If they did, whoever was involved became a saint because you'd done one of ... one of the three miracles. So ...
Was that for all forms?
For all forms. But some it took a couple of years to kill, some it took a couple of weeks, but everyone died. And now, if you can't cure children with leukaemia, something odd has gone wrong. If you can't cure a young adult with leukaemia, you're a bit unlucky, if you can't cure old trouts like me, there's nothing. If I get leukaemia, it's bye-bye. Because none of the treatments can be used on people of my age.
My body won't stand the punishment of these chemotherapy drugs, which are vicious. Now if somebody gets a smart agent perhaps they can use it on me.
Even with CSFs to replace your destroyed bone marrow when they ... ?
I wouldn't survive. I couldn't. So, what happens when you have a big dose of radiation, or you have a high dose of these chemotherapy agents, is lots of damage is done to lots of things. One of the most obvious is bone marrow, but other things are knocked out ... out of kilter. And a 20-year-old can take it, a kid can take it laughing, and a 50-year-old is battling and a 70-year-old is down the tube. Now, what's the difference between a kid and me? I can find very little difference in the questions I ask, the cells look exactly the same, behave the same way, but there's some difference and one day somebody will figure out, what's the difference? Until that day, best I not get leukaemia.
So the role, is there any chance, I mean, you were thinking that CSFs might have some role in changing the cells when you started out, and you said that there's been development of other things which have done it. What about the CSFs?

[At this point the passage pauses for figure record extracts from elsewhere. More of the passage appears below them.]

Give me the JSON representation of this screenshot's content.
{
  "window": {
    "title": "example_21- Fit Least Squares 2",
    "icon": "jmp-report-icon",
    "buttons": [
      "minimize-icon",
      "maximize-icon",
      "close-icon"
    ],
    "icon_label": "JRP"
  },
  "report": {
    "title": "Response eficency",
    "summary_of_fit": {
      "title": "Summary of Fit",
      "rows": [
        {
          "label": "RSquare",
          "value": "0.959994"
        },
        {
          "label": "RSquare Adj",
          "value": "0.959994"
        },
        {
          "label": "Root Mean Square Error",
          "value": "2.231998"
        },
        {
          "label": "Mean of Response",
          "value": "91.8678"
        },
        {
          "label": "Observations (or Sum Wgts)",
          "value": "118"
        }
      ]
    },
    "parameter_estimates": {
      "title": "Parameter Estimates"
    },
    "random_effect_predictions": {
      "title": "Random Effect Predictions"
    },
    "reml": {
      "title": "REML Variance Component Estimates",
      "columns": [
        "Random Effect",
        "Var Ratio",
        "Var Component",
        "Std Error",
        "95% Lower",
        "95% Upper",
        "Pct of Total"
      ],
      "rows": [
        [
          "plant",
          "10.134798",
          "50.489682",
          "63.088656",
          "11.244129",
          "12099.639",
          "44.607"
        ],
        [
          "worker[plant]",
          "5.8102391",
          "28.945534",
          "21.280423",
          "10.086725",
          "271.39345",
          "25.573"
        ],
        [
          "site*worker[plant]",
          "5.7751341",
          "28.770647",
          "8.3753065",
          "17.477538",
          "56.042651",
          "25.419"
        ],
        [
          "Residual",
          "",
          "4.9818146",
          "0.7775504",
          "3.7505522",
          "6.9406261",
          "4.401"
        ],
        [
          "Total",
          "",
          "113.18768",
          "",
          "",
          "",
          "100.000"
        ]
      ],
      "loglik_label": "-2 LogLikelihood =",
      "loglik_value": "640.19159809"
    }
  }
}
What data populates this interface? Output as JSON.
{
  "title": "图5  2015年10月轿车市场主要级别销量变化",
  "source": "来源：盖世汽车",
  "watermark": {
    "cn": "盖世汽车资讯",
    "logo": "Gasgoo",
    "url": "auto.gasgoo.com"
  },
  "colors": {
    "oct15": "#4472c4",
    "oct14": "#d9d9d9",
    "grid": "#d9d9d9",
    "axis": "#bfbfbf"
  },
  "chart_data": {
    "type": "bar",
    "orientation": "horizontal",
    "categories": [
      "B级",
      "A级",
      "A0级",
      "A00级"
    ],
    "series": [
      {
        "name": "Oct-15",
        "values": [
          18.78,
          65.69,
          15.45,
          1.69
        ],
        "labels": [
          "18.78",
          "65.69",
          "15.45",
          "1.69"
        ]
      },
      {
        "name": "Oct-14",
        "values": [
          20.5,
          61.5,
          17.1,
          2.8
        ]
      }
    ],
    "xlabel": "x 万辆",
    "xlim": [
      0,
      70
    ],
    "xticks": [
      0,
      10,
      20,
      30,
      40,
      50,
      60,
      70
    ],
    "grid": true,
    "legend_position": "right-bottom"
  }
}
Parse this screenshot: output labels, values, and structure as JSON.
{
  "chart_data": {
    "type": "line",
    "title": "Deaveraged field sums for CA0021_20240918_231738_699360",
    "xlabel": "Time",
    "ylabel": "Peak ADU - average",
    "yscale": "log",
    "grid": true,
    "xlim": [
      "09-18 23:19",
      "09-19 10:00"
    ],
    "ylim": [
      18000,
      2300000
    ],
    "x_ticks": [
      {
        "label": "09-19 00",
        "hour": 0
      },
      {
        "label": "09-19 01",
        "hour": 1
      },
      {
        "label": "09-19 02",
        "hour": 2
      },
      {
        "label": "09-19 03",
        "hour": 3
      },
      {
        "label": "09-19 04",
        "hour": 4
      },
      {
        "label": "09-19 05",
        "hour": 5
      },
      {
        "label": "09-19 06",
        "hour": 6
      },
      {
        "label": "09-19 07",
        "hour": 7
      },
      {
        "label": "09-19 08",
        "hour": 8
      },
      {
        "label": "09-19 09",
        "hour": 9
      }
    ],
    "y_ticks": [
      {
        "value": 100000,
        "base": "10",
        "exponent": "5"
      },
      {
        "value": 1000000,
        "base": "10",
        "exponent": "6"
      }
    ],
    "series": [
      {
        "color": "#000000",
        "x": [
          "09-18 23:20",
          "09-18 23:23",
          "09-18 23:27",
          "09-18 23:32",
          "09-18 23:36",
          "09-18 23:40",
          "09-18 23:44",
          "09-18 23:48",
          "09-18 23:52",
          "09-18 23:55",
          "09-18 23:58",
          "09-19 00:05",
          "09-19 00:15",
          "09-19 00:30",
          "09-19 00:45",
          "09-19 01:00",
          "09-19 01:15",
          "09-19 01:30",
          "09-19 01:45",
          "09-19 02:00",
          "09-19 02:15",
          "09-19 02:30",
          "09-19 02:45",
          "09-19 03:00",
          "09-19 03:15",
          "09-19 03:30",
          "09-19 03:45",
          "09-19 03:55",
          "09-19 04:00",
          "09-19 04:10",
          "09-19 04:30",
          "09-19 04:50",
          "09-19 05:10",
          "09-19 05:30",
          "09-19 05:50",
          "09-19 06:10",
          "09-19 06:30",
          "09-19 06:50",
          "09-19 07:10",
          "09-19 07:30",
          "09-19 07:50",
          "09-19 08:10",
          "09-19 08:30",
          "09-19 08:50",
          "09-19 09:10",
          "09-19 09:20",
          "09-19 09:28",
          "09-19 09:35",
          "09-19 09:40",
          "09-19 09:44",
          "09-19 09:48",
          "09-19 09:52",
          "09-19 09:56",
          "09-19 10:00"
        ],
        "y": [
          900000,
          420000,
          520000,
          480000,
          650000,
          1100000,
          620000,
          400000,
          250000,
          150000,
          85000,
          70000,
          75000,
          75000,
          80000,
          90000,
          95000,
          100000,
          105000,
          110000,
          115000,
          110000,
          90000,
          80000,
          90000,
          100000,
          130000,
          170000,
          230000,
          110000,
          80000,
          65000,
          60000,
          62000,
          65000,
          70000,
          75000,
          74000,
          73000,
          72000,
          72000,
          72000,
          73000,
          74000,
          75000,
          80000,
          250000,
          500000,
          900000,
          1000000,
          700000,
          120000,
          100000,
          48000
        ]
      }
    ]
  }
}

CSFs have had a reasonable trial and they aren't able to do it, even though there are some leukemic cell lines that everyone uses in the laboratory where they do work. But it turns out, if you go into the clinic and you just walk up and down the row of patients and say, ‘Are your cells able to respond the same way?’ The answer is, no. So it is not the typical way that typical leukaemias behave. So they do have an action but we don't know the trick of making it happen for all the other patients. So there's a lot more to learn. It's in there is one of the components but there's something ... some other things that are missing, one day it might turn out to be right.